Il est des professions plus difficiles à assumer que d’autres. Certaines sont socialement mal acceptées, d’autres simplement inenvisageables pour la plupart d’entre nous. Contrôleur des impôts, fossoyeur, huissier, égoutier… Anthony Briglia, lui, est thanatopracteur dans le Tarn-et-Garonne. Une profession dans laquelle il trouve un sens. Portrait.
Allongée, bien apprêtée, cette grand-mère, bien que décédée, paraît sereine, comme endormie, prête pour une rencontre qui lui tient à cœur. Cette sensation, c’est à Anthony Briglia que sa famille la doit. A 25 ans, ce Toulousain officie depuis trois années en tant que thanatopracteur. Un terme barbare pour désigner celui qui pratique les soins de conservation et de présentation sur les défunts. “Mon métier consiste à les rendre plus paisibles, à gommer les traces d’un accident ou simplement à permettre aux proches de pouvoir les regarder une dernière fois pour leur dire au revoir”, explique-t-il pragmatiquement.

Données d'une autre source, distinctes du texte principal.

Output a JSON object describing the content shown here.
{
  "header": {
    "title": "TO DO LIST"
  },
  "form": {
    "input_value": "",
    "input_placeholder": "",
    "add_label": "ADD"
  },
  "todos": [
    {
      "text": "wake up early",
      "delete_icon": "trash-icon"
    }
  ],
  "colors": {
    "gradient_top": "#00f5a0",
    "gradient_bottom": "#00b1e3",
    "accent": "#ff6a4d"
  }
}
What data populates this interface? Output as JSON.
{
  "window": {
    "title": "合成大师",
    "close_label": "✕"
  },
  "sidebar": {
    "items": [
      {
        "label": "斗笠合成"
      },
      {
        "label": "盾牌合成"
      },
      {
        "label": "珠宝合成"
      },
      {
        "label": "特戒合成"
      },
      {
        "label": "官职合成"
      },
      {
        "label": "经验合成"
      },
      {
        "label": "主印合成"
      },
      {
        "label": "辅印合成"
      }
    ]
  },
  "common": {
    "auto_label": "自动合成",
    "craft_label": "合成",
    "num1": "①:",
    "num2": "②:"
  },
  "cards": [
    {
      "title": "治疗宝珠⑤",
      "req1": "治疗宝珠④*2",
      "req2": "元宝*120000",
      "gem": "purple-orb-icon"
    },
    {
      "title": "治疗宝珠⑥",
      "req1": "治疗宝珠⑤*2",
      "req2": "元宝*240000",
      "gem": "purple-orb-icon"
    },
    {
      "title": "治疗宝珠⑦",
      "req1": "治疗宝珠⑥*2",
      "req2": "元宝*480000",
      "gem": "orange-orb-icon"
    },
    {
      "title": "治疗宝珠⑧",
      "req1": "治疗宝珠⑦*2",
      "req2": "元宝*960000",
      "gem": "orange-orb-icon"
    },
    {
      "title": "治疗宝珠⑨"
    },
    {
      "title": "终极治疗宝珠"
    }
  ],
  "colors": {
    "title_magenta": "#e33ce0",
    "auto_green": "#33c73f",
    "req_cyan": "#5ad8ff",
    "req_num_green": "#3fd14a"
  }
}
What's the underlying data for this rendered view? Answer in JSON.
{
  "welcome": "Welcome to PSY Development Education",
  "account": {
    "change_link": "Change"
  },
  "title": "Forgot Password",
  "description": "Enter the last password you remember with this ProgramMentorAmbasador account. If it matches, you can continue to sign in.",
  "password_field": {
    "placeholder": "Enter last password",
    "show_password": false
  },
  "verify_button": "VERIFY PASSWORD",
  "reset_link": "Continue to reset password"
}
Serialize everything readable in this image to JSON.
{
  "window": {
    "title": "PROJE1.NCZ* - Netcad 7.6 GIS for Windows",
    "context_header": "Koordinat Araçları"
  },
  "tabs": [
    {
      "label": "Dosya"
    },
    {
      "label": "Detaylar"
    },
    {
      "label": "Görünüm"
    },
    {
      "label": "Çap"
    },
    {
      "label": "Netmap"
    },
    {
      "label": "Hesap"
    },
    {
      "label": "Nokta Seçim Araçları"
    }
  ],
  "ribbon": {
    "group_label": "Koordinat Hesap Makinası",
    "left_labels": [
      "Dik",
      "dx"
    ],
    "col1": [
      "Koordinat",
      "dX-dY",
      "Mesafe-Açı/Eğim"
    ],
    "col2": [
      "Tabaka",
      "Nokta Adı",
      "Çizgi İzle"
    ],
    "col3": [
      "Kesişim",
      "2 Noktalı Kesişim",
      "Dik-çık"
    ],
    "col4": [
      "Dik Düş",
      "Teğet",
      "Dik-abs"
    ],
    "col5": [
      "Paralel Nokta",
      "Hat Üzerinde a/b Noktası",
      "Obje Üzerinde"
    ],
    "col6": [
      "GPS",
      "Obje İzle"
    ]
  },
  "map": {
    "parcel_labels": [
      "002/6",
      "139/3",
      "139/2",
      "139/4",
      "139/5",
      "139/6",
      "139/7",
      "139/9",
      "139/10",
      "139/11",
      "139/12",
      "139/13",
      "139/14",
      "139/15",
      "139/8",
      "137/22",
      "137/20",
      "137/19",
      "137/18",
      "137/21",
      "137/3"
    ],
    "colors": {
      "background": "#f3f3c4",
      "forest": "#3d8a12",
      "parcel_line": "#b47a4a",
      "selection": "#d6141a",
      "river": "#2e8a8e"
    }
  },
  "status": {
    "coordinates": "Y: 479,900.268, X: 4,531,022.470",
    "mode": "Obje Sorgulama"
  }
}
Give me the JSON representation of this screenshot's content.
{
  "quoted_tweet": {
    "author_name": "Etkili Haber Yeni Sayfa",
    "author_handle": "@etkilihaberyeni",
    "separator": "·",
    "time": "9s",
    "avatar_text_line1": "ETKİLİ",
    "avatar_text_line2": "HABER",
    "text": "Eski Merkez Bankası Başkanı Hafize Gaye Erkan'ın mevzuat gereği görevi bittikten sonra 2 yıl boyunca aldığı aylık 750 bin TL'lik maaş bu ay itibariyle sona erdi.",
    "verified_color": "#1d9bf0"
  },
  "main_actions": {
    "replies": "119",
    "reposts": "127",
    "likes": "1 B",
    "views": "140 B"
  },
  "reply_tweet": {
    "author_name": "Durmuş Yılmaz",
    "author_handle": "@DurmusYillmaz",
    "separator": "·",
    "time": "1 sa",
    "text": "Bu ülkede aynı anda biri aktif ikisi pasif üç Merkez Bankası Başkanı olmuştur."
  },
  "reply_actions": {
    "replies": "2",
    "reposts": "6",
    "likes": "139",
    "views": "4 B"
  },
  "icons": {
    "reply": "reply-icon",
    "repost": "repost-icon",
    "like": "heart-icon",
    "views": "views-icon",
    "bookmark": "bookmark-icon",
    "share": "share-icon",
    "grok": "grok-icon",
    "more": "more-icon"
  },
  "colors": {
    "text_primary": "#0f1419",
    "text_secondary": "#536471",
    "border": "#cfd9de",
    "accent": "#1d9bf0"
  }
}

Une profession qui peut sembler austère à première vue mais que le jeune homme a appréhendée naturellement et qui, aujourd’hui, contribue à son épanouissement. Peut-être parce que chez les Briglia, on est thanatopracteur de mère en fils. C’est même celle-ci qui lui a transmis son intérêt pour l’embaumement. “Si elle n’avait pas exercé ce métier, je n’y aurais jamais songé de moi-même”, avoue-t-il. Et pour cause, il s’est d’abord lancé dans des études d’informatique à l’université Paul-Sabatier de Toulouse. Comme nombre de ses camarades, il lui a fallu trouver un job étudiant. Et ce n’est pas vers les traditionnels fast-foods ou caisses de supermarchés qu’il s’est tourné. “J’ai travaillé dans les pompes funèbres, en tant que porteur et agent funéraire. Et c’est là que j’ai commencé à accompagner ma mère, pour voir ce qu’elle faisait“, se souvient-il.
” Un métier super intéressant”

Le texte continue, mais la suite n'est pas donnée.